Presidential spokesman Alfredo Negrete had angered the Indians late Tuesday by saying the government had reached the end of proposals, as the Indians expressed a will to seek closer consensus on their demands through Wednesday. Indigenous Ecuadorians have born the brunt of economic hard times in Ecuador.

Just over a year ago, former president Jamil Mahuad was ousted in the wake of a similar indigenous “popular uprising,” in a non-violent coup.

The new deal will also benefit them by boosting capital to the state-owned Banco Nacional de Fomento and the National Finance Corporation, in order to offer special credits for small and mid-sized producers.

The government has also agreed not to permit neighboring Colombia’s 7.5 billion-dollar peace and anti-drug initiative known as “Plan Colombia” to be regionalized to Ecuador, nor to involve the nation in foreign conflicts.

Shortly before the landmark meeting, students clashed with police in northern Quito, throwing home-made explosives and rocks near the Central University, as other demonstrators gathered outside the downtown Social Security offices.

However, a general strike Wednesday organized by the leftist Popular Front (FP) and trade unions failed to win the support expected.
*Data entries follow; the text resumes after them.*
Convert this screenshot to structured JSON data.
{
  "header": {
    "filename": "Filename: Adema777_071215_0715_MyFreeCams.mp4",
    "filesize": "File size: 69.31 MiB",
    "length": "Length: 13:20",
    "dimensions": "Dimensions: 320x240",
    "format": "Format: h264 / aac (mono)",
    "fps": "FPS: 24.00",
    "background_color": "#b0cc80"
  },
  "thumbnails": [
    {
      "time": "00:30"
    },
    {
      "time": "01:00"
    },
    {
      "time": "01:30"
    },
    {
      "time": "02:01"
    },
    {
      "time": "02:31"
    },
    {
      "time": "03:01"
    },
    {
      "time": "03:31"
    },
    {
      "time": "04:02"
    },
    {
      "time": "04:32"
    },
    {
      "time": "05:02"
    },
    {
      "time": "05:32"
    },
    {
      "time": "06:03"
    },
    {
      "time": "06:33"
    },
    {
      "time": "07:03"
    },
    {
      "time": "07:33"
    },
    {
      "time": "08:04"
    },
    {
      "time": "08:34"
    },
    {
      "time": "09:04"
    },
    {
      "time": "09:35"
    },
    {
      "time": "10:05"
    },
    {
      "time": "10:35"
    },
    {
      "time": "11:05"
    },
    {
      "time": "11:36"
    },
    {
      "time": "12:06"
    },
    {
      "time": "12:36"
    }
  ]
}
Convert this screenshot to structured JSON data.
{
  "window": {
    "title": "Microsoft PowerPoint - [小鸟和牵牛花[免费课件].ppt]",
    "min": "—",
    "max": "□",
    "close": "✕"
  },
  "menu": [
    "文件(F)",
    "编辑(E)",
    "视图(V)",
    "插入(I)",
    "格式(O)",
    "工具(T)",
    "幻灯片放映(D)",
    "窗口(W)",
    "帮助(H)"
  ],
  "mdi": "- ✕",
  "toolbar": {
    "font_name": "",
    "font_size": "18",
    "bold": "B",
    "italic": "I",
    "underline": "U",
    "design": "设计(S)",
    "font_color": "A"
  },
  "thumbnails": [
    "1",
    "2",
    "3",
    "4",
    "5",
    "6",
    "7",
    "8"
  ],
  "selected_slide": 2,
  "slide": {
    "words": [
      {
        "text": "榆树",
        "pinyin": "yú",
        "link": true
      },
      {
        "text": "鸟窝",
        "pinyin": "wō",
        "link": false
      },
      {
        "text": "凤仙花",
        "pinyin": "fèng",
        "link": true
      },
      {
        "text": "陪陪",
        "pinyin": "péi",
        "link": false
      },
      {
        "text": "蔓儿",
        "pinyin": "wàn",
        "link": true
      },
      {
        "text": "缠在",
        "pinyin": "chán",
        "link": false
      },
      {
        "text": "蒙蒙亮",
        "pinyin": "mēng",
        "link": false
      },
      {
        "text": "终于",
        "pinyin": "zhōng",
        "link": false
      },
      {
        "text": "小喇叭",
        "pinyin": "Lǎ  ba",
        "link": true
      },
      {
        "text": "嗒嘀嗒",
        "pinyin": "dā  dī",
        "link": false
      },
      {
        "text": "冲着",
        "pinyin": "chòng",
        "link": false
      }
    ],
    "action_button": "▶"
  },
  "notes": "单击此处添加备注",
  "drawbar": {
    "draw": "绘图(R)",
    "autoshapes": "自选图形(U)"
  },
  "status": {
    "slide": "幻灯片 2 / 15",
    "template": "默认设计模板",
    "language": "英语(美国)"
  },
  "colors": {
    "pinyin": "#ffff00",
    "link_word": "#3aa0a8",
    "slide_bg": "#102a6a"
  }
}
Sectors including the key oil production and distribution industry announced they would back the strike. School and university classes were already canceled, meanwhile, at the start of protests January 29. Barricades erected on roads throughout the country, including the strategic Pan American Highway, have cost the country 50 million dollars in lost export earnings, according to the Ecuadorian Federation of Exporters.